Stroke patients with severe motor deficits cannot execute task-oriented rehabilitation exercises with their affected upper extremity. Advanced rehabilitation technology may support them in performing such reach-to-grasp movements. The challenge is, however, to provide assistance as needed, while maintaining the participants' commitment during the exercises. In this feasibility study, we introduced a closed-loop neuroprosthesis for reach-to-grasp assistance which combines adaptive multi-channel neuromuscular stimulation with a multi-joint arm exoskeleton. Eighteen severely affected chronic stroke patients were assisted by a gravity-compensating, seven-degree-of-freedom exoskeleton which was attached to the paretic arm for performing reach-to-grasp exercises resembling activities of daily living in a virtual environment. During the exercises, adaptive electrical stimulation was applied to seven different muscles of the upper extremity in a performance-dependent way to enhance the task-oriented movement trajectory. The stimulation intensity was individualized for each targeted muscle and remained subthreshold, i.e., induced no overt support. Closed-loop neuromuscular stimulation could be well integrated into the exoskeleton-based training, and increased the task-related range of motion (p = 0.0004) and movement velocity (p = 0.015), while preserving accuracy. The highest relative stimulation intensity was required to facilitate the grasping function. The facilitated range of motion correlated with the upper extremity Fugl-Meyer Assessment score of the patients (p = 0.028). Combining adaptive multi-channel neuromuscular stimulation with antigravity assistance amplifies the residual motor capabilities of severely affected stroke patients during rehabilitation exercises and may thus provide a customized training environment for patient-tailored support while preserving the participants' engagement.

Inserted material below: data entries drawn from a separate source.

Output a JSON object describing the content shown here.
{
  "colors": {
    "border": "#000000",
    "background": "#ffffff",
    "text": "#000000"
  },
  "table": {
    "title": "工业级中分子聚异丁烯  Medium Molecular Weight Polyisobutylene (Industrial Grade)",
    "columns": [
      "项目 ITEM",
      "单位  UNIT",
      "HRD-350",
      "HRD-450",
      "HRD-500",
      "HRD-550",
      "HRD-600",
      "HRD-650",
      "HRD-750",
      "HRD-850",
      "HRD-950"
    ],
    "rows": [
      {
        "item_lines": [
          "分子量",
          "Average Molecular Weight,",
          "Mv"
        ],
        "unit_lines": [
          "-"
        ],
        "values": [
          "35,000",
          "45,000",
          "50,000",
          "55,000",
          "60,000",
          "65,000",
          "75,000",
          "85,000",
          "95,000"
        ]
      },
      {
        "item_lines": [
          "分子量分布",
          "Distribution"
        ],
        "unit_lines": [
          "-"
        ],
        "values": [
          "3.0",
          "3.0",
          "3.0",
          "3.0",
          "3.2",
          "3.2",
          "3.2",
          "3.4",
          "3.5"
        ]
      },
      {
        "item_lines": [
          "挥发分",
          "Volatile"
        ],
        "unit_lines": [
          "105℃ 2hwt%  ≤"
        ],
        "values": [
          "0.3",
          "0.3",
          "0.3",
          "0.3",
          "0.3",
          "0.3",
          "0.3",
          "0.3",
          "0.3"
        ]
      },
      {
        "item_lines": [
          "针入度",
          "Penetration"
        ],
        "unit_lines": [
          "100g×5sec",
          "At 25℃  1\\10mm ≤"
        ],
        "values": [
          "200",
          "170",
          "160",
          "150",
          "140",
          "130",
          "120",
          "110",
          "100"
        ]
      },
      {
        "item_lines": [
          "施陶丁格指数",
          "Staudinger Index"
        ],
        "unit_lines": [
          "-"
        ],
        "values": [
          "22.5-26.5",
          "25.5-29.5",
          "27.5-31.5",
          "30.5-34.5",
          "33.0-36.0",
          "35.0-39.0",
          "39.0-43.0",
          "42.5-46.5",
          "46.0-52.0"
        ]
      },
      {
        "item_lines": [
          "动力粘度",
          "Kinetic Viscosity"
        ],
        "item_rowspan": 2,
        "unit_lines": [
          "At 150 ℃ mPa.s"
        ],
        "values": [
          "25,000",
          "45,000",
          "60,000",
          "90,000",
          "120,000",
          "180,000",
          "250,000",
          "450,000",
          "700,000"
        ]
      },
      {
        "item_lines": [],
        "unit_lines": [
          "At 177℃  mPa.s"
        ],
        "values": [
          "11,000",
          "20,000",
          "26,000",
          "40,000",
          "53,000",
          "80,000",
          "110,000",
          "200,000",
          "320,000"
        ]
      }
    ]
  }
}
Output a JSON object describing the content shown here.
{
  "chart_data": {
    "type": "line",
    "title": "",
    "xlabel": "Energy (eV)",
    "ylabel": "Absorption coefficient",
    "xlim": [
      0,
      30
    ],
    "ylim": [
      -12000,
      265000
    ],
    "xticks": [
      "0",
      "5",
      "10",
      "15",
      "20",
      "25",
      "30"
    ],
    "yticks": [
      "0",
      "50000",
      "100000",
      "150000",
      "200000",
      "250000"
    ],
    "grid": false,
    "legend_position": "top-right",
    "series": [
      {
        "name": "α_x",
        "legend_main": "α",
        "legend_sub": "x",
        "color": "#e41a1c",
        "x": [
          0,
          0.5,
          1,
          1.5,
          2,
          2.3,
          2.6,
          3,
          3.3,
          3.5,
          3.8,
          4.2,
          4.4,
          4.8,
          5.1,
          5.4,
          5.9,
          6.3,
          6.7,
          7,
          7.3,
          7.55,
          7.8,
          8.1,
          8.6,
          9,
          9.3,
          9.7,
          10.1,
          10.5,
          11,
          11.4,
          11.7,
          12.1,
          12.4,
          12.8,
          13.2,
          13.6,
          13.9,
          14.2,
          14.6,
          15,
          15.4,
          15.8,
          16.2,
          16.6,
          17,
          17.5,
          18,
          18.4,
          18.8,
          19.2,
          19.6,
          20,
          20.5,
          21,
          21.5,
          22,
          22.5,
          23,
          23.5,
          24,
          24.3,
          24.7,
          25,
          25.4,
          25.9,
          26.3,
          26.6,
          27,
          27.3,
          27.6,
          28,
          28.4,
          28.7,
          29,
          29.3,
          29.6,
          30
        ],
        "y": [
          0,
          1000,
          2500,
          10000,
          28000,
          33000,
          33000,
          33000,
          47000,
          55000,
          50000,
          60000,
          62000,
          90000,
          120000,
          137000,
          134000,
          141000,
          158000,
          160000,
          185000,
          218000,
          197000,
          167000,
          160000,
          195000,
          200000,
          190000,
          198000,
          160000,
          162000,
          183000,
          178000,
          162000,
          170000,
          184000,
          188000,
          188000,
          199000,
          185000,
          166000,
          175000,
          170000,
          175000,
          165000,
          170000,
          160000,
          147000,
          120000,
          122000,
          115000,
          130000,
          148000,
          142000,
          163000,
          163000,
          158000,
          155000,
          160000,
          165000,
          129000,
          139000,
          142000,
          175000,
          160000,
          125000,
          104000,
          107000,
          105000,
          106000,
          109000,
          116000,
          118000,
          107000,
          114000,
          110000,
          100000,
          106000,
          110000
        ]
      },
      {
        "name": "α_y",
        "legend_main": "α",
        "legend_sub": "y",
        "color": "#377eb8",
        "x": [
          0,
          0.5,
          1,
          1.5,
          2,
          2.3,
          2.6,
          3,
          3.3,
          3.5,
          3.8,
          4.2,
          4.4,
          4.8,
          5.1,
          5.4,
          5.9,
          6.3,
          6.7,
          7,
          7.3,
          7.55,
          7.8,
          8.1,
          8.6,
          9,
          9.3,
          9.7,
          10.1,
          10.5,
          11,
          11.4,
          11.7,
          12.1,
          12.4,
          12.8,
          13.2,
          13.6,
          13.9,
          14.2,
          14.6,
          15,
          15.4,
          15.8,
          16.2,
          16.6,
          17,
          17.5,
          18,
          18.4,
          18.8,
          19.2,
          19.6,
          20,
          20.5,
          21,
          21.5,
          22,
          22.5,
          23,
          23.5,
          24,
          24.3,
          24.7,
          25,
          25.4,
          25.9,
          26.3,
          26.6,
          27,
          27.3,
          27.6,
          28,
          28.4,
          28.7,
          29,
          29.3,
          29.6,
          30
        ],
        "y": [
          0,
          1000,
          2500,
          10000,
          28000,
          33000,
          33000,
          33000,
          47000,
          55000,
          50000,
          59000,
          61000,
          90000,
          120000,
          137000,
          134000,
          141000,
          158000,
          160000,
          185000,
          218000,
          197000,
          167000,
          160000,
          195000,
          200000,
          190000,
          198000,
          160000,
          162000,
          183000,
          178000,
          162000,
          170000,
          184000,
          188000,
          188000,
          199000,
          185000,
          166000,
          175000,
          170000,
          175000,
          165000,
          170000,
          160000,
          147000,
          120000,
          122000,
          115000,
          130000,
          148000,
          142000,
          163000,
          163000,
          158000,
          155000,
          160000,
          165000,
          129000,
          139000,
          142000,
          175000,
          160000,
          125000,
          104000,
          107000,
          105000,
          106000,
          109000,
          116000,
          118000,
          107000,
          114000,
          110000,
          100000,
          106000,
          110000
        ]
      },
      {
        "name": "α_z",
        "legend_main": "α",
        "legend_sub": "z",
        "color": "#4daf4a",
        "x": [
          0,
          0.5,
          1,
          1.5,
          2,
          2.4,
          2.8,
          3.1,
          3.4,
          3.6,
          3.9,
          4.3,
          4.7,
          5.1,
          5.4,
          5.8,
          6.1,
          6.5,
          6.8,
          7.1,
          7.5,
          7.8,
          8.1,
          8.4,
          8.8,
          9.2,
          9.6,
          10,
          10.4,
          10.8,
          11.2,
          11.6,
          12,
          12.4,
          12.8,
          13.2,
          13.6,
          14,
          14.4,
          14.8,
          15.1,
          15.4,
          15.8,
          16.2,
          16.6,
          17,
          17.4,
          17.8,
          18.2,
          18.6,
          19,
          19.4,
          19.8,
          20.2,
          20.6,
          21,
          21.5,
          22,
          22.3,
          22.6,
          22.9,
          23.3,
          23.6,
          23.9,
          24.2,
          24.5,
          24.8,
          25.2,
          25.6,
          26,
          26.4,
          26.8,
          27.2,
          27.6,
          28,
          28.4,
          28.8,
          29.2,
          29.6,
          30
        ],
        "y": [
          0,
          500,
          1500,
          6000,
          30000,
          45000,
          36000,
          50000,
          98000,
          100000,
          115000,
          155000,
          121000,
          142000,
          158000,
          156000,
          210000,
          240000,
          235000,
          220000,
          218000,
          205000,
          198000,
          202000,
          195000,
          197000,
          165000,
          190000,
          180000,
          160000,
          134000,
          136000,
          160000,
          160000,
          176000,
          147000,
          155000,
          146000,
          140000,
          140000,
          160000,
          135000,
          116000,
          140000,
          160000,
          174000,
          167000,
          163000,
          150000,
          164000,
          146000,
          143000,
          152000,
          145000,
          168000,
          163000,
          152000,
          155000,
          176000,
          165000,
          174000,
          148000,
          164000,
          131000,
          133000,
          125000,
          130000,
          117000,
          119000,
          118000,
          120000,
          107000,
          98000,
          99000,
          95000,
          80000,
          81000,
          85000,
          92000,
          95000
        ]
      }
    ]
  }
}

患有严重运动功能障碍的中风患者无法用其受影响的上肢进行以任务为导向的康复训练。先进的康复技术或许能帮助他们完成这种抓握动作。然而,挑战在于要根据需要提供协助,同时在训练过程中保持参与者的积极性。在这项可行性研究中,我们引入了一种用于抓握辅助的闭环神经假体,它将自适应多通道神经肌肉刺激与多关节手臂外骨骼相结合。18名受严重影响的慢性中风患者由一个重力补偿式七自由度外骨骼提供辅助,该外骨骼附着在患侧手臂上,用于在虚拟环境中进行类似于日常生活活动的抓握训练。在训练过程中,以与表现相关的方式对上肢的七块不同肌肉施加自适应电刺激,以增强以任务为导向的运动轨迹。针对每块目标肌肉的刺激强度都是个性化的,且保持在阈下水平,即不会产生明显的辅助效果。闭环神经肌肉刺激能够很好地融入基于外骨骼的训练中,并增加了与任务相关的运动范围(p = 0.0004)和运动速度(p = 0.015),同时保持了准确性。抓握功能的实现需要最高的相对刺激强度。所促进的运动范围与患者的上肢Fugl - Meyer评估得分相关(p = 0.028)。将自适应多通道神经肌肉刺激与抗重力辅助相结合,可增强严重受影响中风患者在康复训练期间的残余运动能力,从而可能为患者量身定制支持提供一个定制化的训练环境,同时保持参与者的参与度。